Comme relevé par le premier juge, le bail liant les parties prévoit, en son article XII, la résiliation de plein droit du bail un mois après la délivrance d'un commandement de payer resté infructueux, rappelle qu'un commandement de payer a été régulièrement délivré à la société Jallow&Cie le 18 juin 2019 pour un arriéré locatif d'un montant de 7.211,87 euros arrêté à juin 2019, que malgré divers paiements opérés, pour le détail desquels la cour renvoie aux motifs du jugement, non seulement le preneur ne s'est pas acquitté de la totalité de la dette locative dans le mois du commandement, de sorte que l'acquisition de la clause résolutoire est de droit, mais encore reste devoir au bailleur la somme de 10.731,70 euros au 12 juin 2020 puis de 20.731,78 euros au moment de la délivrance du commandement de quitter les lieux le 22 octobre 2020 et la somme actualisée au jour de la restitution des lieux, soit le 20 mars 2021, de 31.589,01 euros arrêtée au 1er mars 2021.
Contrairement à ce que soutient l'appelante, s'il est incontestable qu'une ordonnance de référé a autorité provisoire de la chose jugée conformément aux dispositions de l'article 488 du code de procédure civile, au cas d'espèce, le premier juge a, par motifs détaillés auxquels la cour renvoie et qu' elle adopte, examiné les moyens et pièces versés aux débats par cette dernière s'agissant, d'une part, d'un prêt espéré de nature à lui permettre d'apurer sa dette dont elle n'a pas été en mesure de justifier de l'octroi, d'autre part, d'un arriéré locatif au jour de la délivrance du commandement de quitter les lieux, non contesté au demeurant, dont l'augmentation a permis de démontrer la défaillance de la débitrice à s'acquitter de la dette mais aussi du loyer et indemnité d'occupation courants, de sorte que c'est à bon droit que le premier juge a rejeté la demande de suspension des effets de la clause résolutoire et dit que le bail avait pris fin le 18 juillet 2019.

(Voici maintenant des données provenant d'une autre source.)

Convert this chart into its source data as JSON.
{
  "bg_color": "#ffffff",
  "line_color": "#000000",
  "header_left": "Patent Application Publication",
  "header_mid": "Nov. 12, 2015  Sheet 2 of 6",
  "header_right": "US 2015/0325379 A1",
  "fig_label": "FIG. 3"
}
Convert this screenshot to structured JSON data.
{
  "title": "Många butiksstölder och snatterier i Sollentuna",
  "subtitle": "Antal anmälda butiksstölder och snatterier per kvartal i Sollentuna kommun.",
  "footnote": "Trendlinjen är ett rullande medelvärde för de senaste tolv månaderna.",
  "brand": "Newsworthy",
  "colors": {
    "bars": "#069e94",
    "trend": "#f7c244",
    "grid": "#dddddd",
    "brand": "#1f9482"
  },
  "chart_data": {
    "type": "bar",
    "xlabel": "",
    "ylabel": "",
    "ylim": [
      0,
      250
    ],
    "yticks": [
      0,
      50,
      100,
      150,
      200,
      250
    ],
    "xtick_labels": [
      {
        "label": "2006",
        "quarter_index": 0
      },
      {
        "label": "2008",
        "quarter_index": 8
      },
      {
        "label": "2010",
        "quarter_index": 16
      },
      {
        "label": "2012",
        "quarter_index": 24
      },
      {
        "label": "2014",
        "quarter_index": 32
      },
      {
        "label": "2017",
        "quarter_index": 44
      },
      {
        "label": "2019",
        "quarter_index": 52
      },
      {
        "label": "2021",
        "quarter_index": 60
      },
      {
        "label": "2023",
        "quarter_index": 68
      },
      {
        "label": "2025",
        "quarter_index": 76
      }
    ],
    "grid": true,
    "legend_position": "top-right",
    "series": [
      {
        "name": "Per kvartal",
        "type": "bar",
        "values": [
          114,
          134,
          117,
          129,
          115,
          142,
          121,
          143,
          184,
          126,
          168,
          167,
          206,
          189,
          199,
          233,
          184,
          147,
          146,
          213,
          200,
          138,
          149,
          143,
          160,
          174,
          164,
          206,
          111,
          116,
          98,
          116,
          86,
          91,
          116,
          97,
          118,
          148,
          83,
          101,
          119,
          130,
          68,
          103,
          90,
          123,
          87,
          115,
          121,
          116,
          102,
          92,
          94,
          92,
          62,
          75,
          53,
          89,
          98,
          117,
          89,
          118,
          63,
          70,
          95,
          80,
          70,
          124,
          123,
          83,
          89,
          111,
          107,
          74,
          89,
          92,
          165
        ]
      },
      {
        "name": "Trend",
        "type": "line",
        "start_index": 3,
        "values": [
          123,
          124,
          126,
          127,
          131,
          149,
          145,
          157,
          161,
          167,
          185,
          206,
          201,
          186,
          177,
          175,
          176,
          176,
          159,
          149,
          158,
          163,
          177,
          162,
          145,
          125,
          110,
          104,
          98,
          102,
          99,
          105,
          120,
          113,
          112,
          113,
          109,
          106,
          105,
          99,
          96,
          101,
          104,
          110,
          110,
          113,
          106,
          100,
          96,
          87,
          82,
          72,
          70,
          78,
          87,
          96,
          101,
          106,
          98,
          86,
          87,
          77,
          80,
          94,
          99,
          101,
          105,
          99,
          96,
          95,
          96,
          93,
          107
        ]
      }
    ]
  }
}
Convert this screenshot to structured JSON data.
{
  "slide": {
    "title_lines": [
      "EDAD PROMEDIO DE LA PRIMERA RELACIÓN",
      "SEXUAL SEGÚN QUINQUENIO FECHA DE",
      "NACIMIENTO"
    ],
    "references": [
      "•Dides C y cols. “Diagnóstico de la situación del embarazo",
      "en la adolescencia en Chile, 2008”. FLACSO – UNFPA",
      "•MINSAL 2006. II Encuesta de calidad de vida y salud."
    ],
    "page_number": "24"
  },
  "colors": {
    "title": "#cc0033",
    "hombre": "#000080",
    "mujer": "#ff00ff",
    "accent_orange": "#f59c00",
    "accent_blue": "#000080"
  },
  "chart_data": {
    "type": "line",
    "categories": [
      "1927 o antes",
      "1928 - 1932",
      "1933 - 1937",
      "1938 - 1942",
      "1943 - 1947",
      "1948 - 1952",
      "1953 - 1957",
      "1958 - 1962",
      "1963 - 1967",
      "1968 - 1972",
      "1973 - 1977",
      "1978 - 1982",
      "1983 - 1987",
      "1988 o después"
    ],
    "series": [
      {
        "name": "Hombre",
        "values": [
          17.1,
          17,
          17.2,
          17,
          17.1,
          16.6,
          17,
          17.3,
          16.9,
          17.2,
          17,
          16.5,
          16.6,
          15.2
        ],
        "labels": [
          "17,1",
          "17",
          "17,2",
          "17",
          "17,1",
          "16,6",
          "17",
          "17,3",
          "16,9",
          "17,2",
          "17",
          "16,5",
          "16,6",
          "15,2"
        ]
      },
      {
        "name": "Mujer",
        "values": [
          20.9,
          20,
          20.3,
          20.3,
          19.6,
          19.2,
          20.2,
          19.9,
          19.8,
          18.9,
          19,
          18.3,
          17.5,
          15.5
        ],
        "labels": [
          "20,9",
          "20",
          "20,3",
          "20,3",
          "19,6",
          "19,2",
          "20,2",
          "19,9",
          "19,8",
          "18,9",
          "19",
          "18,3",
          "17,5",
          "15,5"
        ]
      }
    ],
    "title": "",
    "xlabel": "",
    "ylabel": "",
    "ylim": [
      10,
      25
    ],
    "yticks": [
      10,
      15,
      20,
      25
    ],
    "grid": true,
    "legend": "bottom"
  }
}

Force est de constater que, devant la cour, la société Jallow & Cie ne justifie pas davantage de ses capacités financières, qu'elle ne peut soutenir être de bonne foi en ce qu'il ressort des éléments du dossier que toutes les propositions faîtes de paiement échelonné n'ont pas été tenues, qu'aucune proposition sérieuse sur ce point n'est formulée devant la cour et que la débitrice apparaît insolvable au regard du crédit porté à son compte d'un montant de 69,99 euros au 3 mai 2021, de sorte que la cour confirmera le premier juge en ce qu'il a rejeté la demande d'octroi de délais de paiement, sans qu'il ne soit nécessaire d'examiner le moyen inopérant tiré de l'application de l'ordonnance du 25 mars 2020, l'acquisition de la clause résolutoire étant antérieure à la crise sanitaire.
Le jugement sera ainsi confirmé de ces chefs.
Sur les demandes accessoires
Le jugement sera confirmé en ses dispositions relatives aux dépens et aux frais irrépétibles.
Succombant en ses prétentions, la société Jallow & Cie sera condamnée à payer à M. [S] la somme de 2.000 euros au titre de l'article 700 du code de procédure civile et à supporter la charge des dépens d'appel.
PAR CES MOTIFS
LA COUR, statuant publiquement, par mise à disposition au greffe, par arrêt contradictoire rendu en dernier ressort ;
Confirme le jugement rendu par le tribunal judiciaire de Paris le 26 octobre 2021 en toutes ses dispositions ;
Y ajoutant,
Condamne la société Jallow & Cie à payer à M. [S] la somme de 2.000 euros au titre de l'article 700 du code de procédure civile ;
Condamne la société Jallow & Cie à supporter la charge des dépens d'appel.